Slight Drop in U.K. Home Prices Marks Start of Slowdown
Last month logged the first price decline since June 2021
BY V.L. HENDRICKSON
London saw a 7.9% jump in average prices, the largest in close to five years. The average price of a property was 551,777. | UNSPLASH
The long-expected slowdown of U.K. housing prices has begun.
The average price of a U.K. home ticked down 0.1% month over month to £293,221 (US$354,453) in July, the first decrease since June 2021, according to a report Friday from U.K. bank and mortgage provider Halifax.
Prices are still 11.8% higher than they were at this time last year, with the average residence costing about £30,000 more year over year, according to Russell Galley, managing director of Halifax.
“While we shouldn’t read too much into any single month, especially as the fall is only fractional, a slowdown in annual house price growth has been expected for some time,” he said in the report. “Leading indicators of the housing market have recently shown a softening of activity, while rising borrowing costs are adding to the squeeze on household budgets against a backdrop of exceptionally high house price-to-income ratios.”

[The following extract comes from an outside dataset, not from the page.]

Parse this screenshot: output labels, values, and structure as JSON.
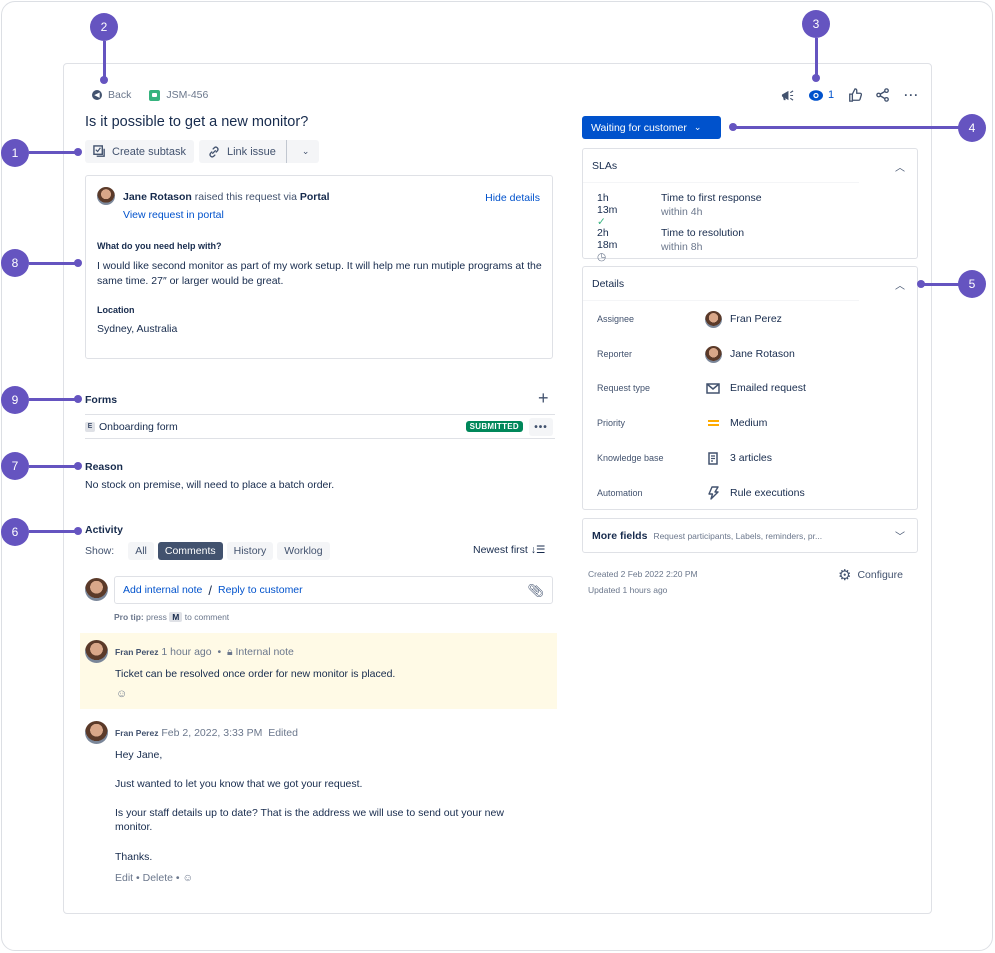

However, inflation, economic concerns and rising interest rates—which the Bank of England increased Thursday to 1.75% from 1.25%, the biggest hike since 1995—are slowing growth.
“It’s not so much [the] sharp uplift in interest rates, but the prospect of even higher rises and inflation which is starting to slow house price growth,” according to a statement from
Jeremy Leaf, a London agent and a former residential chairman of the Royal Institution of Chartered Surveyors (RICS). “However, we are still not expecting a major correction while demand remains unsatisfied, rents at such a high level and employment so strong.”
Larger residences continue to outpace their smaller counterparts in terms of price growth, the data showed. The average price of a detached house jumped by 15.1% to £60,860 year over year in July, compared to 7.7% (£11,962) for apartments.
Regionally, Wales saw the greatest price appreciation, rising 14.7% annually last month, bringing the average property price of £222,639, the figures show. It was followed by the South West of England, where prices were up 14.3% for a cost of £310,846, and Northern Ireland, which registered a 14% jump to £187,102.
In London, there was a 7.9% jump in average prices, the largest in close to five years. The average price of a property was £551,777.